Sandpiper Way (Cedar Cove #8)(48)



Her face soured with skepticism and doubt. “Every husband who’s cheating swears he’s being faithful.” She spoke with open sarcasm. “Shall I bring out the Bible so you can swear on it?”

“Emily, please…”

“You think I don’t know the signs? Well, I’ve got them memorized and frankly, the evidence damns you.”

She sounded so knowledgeable that her unwavering certainty struck him dumb.

“You think I’m naive and stupid, don’t you?” she demanded, eyes narrowed. “I’ve read articles on the subject. All wives know. This kind of betrayal is too deep, too fundamental not to feel it, not to recognize it on a gut level. Some women choose to ignore the signs, but on a subconscious level each one knows.”

“I…”

“They say the wife’s the last to find out. Wrong. We’re the first.”

“Emily, if you’d listen—”

“No. It’s your turn to listen to me. Do you honestly believe I didn’t notice those two and three nights a week you were late? It got to be like clockwork. How stupid do you think I am?”

“It was three nights.”

“So you’re admitting an affair!”

“No.” He had a hard time getting in even one-word responses. He decided just to let her vent. When she’d finished, he’d explain.

“I didn’t think so. You’re going to try and talk your way out of this. But I won’t pretend any longer, Dave. If you want a divorce, you can have one. I’m through.”

Nothing could have shocked him more. “I don’t want a divorce! If you’d give me a chance, I could—”

She cut him off yet again. “Of course you don’t want a divorce. It wouldn’t look good on your pastoral résumé to say you’re a divorced father of two, now, would it?”

“Emily, stop! This is crazy.”

Tossing aside the covers, she rose onto her knees. “I’m not going to stop! There’s a lot of anger stored up inside me. I’m ready to explode with it. How dare you embarrass me in front of my family and friends! Even my mother said she thought something wasn’t right.”

“You talked to your mother about this?” It was all he could do not to groan out loud.

“Does that surprise you?”

It did, and it humiliated him even further. “You shared your suspicions with your mother and not with me?” That hurt.
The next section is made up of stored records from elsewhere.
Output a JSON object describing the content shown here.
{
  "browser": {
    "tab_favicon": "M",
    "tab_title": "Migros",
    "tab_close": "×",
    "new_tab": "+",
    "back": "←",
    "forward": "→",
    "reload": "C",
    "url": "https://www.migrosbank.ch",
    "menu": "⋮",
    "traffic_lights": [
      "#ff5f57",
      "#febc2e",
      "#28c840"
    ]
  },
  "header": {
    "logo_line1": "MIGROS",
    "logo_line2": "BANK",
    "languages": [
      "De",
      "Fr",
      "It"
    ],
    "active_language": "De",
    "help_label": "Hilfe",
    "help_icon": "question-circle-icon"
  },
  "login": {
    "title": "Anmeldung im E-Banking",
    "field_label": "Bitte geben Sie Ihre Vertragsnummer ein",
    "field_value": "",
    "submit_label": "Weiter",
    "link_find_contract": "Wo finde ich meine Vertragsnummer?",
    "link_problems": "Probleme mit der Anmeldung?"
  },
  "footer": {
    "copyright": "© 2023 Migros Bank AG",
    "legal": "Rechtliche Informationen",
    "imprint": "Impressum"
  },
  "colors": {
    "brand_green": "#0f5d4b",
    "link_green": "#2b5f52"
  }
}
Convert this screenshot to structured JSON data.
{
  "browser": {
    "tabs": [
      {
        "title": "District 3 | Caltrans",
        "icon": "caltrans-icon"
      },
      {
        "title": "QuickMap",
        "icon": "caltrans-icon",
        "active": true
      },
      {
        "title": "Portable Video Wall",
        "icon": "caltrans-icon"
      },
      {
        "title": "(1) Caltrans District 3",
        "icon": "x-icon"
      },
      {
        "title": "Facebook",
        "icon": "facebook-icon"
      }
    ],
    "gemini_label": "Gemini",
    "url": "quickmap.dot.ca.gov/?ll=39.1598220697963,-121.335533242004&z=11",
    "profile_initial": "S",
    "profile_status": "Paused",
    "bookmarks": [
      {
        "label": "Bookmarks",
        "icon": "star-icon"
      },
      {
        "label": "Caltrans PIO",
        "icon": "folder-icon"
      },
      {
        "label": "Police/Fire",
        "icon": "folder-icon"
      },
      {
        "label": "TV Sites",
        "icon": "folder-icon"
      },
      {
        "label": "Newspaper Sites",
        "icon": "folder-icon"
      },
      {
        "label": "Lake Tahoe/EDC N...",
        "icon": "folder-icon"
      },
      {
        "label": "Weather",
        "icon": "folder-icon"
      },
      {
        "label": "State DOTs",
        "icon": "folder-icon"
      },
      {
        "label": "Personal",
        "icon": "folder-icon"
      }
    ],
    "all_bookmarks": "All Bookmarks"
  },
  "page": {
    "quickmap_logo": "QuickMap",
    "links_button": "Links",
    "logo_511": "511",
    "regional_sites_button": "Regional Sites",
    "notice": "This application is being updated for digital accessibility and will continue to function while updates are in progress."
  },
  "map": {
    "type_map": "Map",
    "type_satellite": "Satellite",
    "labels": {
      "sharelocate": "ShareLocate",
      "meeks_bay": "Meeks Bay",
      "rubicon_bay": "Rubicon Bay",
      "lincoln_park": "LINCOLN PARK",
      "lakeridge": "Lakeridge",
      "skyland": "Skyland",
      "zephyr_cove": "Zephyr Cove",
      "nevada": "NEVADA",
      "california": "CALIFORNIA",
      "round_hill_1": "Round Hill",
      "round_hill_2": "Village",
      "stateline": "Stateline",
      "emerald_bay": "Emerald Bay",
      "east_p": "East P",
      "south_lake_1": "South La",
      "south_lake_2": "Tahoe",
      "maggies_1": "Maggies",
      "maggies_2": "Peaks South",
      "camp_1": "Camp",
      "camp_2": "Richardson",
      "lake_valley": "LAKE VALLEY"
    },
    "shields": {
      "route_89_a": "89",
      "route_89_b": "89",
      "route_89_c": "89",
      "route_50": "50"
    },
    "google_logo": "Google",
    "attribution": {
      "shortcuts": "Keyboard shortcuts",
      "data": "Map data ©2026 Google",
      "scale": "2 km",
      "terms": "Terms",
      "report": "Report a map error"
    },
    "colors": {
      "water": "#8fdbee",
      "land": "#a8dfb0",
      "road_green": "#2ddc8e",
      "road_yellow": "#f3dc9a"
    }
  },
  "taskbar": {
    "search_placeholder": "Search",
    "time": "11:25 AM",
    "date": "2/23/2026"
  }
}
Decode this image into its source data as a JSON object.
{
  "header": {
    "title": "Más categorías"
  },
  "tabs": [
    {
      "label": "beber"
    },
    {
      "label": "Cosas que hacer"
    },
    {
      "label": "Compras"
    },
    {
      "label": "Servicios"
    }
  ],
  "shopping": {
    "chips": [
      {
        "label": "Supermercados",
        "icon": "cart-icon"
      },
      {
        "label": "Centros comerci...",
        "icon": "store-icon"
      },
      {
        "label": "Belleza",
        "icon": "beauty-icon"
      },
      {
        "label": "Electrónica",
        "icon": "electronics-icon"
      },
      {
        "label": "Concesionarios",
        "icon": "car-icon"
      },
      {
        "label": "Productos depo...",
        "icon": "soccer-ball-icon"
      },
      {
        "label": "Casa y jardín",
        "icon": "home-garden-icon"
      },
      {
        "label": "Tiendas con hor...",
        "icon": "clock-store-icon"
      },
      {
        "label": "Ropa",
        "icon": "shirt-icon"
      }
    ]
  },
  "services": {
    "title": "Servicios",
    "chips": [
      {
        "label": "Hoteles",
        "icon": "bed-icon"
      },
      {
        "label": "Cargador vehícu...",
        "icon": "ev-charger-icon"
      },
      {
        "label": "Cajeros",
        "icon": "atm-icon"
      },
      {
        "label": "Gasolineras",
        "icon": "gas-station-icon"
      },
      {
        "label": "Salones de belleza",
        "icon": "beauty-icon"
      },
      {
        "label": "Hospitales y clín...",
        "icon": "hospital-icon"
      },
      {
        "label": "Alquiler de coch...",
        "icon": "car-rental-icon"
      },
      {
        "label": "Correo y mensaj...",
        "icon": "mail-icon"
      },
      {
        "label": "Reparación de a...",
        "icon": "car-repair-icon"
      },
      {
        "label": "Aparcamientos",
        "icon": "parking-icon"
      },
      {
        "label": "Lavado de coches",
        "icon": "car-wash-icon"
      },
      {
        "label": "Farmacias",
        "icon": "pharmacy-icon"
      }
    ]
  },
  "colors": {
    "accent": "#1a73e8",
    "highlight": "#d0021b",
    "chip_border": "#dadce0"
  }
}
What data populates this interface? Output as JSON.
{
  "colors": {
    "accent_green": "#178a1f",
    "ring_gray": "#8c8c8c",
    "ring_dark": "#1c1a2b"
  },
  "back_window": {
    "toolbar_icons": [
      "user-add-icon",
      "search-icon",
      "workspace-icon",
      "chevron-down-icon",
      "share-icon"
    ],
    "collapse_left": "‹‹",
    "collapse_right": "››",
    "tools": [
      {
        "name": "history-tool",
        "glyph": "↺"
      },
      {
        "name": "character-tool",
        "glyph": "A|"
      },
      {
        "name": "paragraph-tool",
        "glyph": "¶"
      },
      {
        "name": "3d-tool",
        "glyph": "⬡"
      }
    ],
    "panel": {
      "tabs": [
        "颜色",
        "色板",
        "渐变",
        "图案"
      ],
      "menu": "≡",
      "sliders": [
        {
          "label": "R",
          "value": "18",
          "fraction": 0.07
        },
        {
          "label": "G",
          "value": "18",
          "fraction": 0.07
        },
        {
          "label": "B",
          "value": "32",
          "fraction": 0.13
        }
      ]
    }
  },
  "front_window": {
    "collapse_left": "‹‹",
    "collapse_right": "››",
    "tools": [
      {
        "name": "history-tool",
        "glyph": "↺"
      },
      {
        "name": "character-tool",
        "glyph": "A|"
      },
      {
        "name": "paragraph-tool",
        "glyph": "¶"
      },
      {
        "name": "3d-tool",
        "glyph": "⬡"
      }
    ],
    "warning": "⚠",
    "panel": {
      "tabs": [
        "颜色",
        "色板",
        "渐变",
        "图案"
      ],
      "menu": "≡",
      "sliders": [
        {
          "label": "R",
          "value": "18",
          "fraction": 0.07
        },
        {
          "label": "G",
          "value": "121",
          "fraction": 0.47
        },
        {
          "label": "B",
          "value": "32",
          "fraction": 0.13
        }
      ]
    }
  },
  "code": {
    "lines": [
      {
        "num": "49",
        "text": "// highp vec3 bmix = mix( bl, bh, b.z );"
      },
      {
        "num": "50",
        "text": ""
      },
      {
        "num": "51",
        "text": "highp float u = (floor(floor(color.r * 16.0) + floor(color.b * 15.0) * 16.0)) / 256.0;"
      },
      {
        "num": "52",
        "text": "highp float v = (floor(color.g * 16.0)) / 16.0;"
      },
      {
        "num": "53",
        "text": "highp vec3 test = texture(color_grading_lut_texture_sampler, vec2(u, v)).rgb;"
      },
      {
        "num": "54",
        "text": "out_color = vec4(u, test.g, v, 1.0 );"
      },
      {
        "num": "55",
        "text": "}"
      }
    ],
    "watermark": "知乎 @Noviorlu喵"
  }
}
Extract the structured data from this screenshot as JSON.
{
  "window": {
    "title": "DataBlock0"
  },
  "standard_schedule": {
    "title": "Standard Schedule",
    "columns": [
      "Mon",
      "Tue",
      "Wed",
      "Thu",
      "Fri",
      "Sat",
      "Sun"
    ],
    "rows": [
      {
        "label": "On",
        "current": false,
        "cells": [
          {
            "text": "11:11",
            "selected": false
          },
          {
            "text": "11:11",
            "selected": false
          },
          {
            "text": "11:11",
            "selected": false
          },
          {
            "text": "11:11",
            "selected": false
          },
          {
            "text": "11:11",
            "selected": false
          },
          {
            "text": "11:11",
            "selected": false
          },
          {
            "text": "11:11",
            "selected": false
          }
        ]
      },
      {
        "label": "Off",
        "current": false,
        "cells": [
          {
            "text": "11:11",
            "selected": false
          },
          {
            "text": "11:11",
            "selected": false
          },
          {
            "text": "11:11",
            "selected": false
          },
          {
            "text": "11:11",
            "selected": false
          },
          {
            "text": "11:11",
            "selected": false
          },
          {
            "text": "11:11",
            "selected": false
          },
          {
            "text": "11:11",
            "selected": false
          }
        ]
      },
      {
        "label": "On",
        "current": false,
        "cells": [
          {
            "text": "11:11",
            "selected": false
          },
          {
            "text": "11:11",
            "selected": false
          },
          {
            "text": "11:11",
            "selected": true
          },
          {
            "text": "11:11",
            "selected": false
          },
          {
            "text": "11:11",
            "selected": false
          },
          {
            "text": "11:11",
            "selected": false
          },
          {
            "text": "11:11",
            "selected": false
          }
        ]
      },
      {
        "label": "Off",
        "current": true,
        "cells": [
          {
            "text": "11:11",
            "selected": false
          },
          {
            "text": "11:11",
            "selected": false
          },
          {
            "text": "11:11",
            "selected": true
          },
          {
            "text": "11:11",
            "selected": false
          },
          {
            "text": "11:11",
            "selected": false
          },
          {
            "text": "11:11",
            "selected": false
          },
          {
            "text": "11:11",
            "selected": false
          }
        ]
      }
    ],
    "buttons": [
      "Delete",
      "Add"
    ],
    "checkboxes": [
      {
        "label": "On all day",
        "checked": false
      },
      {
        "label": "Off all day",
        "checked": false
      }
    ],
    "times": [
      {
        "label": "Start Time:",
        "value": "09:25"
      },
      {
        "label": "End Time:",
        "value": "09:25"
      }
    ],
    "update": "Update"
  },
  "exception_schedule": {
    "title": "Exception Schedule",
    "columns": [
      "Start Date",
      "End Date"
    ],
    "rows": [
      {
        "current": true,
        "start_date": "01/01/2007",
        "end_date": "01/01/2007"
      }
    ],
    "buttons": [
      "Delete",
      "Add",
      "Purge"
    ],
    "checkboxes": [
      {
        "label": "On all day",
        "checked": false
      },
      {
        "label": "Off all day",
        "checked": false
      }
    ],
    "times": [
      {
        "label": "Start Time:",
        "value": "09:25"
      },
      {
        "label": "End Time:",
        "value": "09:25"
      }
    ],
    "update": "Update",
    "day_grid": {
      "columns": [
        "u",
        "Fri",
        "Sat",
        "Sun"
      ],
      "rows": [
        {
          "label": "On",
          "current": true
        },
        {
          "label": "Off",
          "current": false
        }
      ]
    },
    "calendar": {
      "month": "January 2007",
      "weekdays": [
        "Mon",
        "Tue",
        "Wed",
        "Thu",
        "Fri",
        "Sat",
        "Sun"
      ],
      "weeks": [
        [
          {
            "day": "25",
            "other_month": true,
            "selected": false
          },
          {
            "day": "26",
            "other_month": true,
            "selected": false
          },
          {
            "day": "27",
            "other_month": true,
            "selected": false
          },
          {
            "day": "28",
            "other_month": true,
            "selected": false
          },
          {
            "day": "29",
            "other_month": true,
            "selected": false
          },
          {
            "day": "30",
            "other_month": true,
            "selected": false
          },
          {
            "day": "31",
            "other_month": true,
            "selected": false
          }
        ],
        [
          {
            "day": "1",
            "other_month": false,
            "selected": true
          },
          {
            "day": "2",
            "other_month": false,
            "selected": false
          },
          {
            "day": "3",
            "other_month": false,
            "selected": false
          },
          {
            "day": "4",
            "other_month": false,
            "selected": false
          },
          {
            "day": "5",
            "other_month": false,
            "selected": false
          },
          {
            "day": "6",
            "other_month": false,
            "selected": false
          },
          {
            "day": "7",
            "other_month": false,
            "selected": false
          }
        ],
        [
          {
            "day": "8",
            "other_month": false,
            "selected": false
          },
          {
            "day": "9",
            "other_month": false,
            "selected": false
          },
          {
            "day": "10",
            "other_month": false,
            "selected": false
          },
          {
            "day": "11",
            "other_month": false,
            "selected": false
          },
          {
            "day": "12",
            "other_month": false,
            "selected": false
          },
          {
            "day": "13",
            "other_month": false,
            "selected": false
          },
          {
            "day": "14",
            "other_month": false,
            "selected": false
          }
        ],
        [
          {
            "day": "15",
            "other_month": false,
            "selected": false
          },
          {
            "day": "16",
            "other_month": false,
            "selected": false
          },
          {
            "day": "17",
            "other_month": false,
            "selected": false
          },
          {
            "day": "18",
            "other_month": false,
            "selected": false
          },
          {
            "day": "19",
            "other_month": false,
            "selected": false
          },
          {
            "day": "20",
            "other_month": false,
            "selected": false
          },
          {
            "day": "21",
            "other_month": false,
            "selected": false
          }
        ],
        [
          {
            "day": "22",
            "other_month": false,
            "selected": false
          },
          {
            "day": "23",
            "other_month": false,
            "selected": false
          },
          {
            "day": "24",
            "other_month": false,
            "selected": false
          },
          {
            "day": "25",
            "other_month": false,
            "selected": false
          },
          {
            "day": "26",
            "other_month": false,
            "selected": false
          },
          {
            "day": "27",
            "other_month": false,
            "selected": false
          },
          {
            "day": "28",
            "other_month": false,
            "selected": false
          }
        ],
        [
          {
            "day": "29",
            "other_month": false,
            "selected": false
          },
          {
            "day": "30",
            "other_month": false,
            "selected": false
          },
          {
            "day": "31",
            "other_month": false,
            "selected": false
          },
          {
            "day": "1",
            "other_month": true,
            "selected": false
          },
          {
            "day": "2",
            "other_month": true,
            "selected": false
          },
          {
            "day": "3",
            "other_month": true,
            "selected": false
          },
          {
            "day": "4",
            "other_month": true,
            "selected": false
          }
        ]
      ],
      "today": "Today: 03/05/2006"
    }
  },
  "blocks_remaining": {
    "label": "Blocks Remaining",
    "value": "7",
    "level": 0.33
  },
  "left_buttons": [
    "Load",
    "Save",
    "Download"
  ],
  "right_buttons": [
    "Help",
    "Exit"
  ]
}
It hurt more than the fact that she’d brought her doubts to his mother-in-law.

“At first, I didn’t want to know,” Emily said. “No wife cares to admit that her husband’s involved with someone else. According to the articles I read, that’s common.”

“Emily,” he began forcefully. “I’m saying it again, and it’s the truth. I am not having an affair.”

She rolled her eyes toward the ceiling, her arms still crossed, blocking him out. “Right,” she muttered with more than a hint of sarcasm.

“I took a part-time job.”

Her arms fell to her sides as she studied him, her eyes puzzled. Confused. Dave met her gaze full on, not flinching.

“A…job?” she asked after a moment.

“I’m working at First National Bank as a security guard after hours, three nights a week.” He’d considered it the perfect solution. He was inside the building ninety-nine percent of the time, so no one saw him. Very occasionally, he filled in for someone else, like the afternoon he’d gone to Olivia’s house. Normally, though, he did swing shift, from four to ten. Not much was asked of him, other than to watch a series of television monitors. It was a position created after a series of break-ins in the area. He didn’t carry a gun, just a radio.

Emily’s mouth sagged open as she weighed the viability of his explanation.

Dave could see her wondering whether to believe him, wondering whether this was another lie, like so many others.

“Why…why would you do that?” she asked in a quavering voice.

This was the most difficult part of his confession. Before he could explain, she came up with her own reasoning.

“Are you a gambler, Dave?”

Dave was beginning to get irritated. “How can you ask me something like that?” Despite his best efforts, he couldn’t keep the anguish out of his voice. “Don’t you know me at all, Em? Have I destroyed everything because I wanted you to have this house you love so much?”

In the blink of an eye, her expression went from suspicion to shock. “The…house?”

“It was a financial stretch when we signed the papers.”

“But I thought…I assumed…”

“And I let you,” Dave said, not allowing her to finish. He was the one to blame. Little did he realize at the time that he’d set them up for financial ruin. Emily had wanted the house and Dave wanted her to have it. He handled all the finances, paid the bills. Every month he gave Emily a budget and she did a masterful job of keeping their living expenses within it.

“Do you mean to say we can’t afford this house?” she asked.

His heart in his throat, Dave lowered his head, unable to meet her eyes. “The mortgage broker managed to get the payments within reach, with the understanding that they’d increase every six months.” As it was, their budget had been strained to the breaking point and then, six months out, the mortgage company had hit him with the first increase.